MSU-led microbe hunt beneath Antarctic ice sheet featured in Nature

Sunday Dec. 30th, 2018


Renowned Montana State University polar scientist John Priscu and a team of researchers from more than a dozen universities will begin the new year hunting for microbes and other living specimens in a lake far beneath the surface of the Antarctic ice sheet.

The expedition, known as SALSA (Subglacial Antarctic Lakes Scientific Access), is highlighted in “The Hunt for Life Below Antarctic Ice,” a story written by Douglas Fox in the Dec. 12 issue of Nature, an international science journal.

In the article, Fox shares details of the Priscu-led search for microorganisms and other living specimens that live in the dark waters of Mercer Subglacial Lake. The lake, which measures nearly 62 square miles, was discovered more than a decade ago through satellite images but has never before been explored.
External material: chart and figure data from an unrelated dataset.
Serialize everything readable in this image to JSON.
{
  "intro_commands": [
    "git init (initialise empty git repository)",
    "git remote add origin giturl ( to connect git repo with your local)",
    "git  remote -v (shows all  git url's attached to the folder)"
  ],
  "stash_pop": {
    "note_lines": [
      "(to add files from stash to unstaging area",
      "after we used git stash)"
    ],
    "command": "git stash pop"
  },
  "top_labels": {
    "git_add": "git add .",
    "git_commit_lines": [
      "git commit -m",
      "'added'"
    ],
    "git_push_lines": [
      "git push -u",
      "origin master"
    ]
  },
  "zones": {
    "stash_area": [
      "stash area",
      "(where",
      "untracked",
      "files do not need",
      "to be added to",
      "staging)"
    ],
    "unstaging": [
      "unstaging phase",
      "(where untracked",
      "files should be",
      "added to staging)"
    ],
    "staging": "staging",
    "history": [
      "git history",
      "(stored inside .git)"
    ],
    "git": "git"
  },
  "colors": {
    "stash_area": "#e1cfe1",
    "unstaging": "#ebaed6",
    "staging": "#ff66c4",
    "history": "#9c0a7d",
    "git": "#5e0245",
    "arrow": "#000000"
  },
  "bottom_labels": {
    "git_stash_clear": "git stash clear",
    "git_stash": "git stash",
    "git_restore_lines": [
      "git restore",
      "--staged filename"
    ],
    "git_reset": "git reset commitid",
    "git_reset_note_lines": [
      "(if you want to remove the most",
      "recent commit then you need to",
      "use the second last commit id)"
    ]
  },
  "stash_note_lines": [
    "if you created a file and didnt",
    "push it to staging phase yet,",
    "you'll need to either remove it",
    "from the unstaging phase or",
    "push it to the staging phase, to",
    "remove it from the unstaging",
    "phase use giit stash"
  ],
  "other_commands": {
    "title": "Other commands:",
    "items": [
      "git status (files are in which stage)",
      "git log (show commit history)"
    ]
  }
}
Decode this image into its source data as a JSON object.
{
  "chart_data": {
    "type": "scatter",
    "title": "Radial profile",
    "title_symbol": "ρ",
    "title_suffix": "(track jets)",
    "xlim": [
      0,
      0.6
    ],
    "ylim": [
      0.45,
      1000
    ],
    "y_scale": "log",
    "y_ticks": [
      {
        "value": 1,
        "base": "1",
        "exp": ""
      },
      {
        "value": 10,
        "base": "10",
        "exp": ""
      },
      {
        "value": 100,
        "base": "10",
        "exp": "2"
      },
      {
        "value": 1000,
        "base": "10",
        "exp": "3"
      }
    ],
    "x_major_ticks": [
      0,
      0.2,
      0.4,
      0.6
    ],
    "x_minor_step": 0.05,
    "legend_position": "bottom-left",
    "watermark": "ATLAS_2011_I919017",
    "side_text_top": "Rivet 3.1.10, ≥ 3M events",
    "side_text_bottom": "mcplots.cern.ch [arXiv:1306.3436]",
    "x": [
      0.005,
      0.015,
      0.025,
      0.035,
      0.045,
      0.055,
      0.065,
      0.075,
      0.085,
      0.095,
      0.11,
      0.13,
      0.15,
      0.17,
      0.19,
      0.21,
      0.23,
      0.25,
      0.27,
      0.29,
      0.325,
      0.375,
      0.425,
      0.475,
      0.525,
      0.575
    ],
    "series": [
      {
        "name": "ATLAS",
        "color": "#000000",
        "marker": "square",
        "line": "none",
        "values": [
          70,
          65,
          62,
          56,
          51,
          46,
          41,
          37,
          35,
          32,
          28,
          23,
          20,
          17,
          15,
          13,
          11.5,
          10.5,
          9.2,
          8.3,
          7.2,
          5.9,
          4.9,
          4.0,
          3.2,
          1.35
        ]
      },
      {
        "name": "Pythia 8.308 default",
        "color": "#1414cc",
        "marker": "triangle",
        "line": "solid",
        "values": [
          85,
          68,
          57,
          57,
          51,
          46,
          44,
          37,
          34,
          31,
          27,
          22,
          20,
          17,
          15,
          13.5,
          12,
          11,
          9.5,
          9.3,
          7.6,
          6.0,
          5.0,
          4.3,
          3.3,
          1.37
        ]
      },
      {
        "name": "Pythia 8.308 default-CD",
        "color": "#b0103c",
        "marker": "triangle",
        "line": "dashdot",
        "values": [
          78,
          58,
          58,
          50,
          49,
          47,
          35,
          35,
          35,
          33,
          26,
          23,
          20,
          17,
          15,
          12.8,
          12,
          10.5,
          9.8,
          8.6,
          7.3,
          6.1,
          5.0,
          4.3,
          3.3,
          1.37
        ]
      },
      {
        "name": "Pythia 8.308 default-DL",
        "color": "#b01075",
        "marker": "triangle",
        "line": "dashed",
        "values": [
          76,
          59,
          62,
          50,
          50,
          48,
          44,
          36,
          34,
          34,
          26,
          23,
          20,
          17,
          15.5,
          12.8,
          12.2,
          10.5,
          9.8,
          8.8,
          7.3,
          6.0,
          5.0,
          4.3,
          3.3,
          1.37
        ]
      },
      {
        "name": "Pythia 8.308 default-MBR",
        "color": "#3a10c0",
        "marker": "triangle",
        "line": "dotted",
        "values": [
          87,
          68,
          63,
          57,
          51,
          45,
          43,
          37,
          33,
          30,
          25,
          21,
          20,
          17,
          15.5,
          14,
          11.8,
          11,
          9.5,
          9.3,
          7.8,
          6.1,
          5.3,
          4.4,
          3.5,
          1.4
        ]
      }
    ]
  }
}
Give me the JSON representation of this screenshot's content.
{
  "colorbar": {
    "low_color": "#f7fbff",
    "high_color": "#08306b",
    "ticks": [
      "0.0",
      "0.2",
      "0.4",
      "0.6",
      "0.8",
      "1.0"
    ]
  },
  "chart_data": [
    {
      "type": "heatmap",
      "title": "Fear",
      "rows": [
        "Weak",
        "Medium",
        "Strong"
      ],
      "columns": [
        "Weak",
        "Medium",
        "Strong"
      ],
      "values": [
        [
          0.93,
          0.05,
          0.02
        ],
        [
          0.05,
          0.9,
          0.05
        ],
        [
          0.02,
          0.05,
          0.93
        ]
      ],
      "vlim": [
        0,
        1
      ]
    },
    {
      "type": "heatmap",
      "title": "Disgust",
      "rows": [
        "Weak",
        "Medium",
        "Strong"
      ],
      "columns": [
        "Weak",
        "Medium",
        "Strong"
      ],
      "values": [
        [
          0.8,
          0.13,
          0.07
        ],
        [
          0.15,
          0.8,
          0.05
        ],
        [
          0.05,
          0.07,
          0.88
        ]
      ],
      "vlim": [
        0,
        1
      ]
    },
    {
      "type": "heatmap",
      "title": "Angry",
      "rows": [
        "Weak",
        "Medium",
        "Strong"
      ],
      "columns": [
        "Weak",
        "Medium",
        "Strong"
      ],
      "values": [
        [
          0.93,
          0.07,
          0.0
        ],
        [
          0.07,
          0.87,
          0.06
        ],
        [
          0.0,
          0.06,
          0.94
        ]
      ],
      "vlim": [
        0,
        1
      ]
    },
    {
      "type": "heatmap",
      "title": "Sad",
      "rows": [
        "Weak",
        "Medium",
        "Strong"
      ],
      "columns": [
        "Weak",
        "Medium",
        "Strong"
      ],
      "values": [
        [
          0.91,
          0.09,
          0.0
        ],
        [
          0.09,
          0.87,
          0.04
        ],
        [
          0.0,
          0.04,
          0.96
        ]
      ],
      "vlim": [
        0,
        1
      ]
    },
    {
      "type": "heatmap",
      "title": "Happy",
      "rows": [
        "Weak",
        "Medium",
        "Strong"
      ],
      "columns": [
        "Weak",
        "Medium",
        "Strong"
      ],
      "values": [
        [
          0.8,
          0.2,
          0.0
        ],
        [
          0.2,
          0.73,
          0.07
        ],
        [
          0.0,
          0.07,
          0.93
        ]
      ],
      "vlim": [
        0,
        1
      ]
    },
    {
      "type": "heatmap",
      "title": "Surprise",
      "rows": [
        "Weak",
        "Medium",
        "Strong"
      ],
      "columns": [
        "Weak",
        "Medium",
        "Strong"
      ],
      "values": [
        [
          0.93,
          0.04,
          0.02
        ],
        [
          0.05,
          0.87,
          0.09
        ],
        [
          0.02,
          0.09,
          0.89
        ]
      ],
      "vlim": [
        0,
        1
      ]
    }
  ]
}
Priscu is among 45 scientists, drillers and support staff who make up the expedition team. In Antarctica, about 370 miles from the South Pole, the team will spend the next few weeks working together to drill 4,000 feet to the bottom of the ice sheet that covers Mercer. Once through, they will collect water and mud samples that they hope will be teeming with living organisms.

A Dec. 24 post on the SALSA field blog describes drilling preparations, laboratory set-up, a successful initial drone flight and equipment testing underway at the Mercer Subglacial Lake campsite.

This is the second such expedition for Priscu, a Montana University System Regents Professor in the Department of Land Resources and Environmental Sciences in MSU’s College of Agriculture who studies the microbial ecology of Antarctic ecosystems.

In 2013, he and other MSU researchers published the discovery of microscopic life in Subglacial Lake Whillans in the journal Nature and received worldwide attention. It was named one of the top science stories of 2013 by Discover magazine.

Fox writes that the scientists leading the project hope that the Lake Mercer ecosystems will shed light on what kind of life can survive in such remote regions and serve as an on-Earth comparison for habitats deep inside Mars or on the ice-covered moons of Jupiter and Saturn. 

While Mercer will be the second subglacial lake that humans have sampled directly, Fox wrote, it will be the first time scientists will use a remote vehicle to roam beneath the ice sheet, which leads the scientists to wonder if the submersible’s three video cameras might capture images of animals that live in the dark water.

“We don’t know what’s going to be there,” Priscu said in the story. “That’s what makes it so much fun.”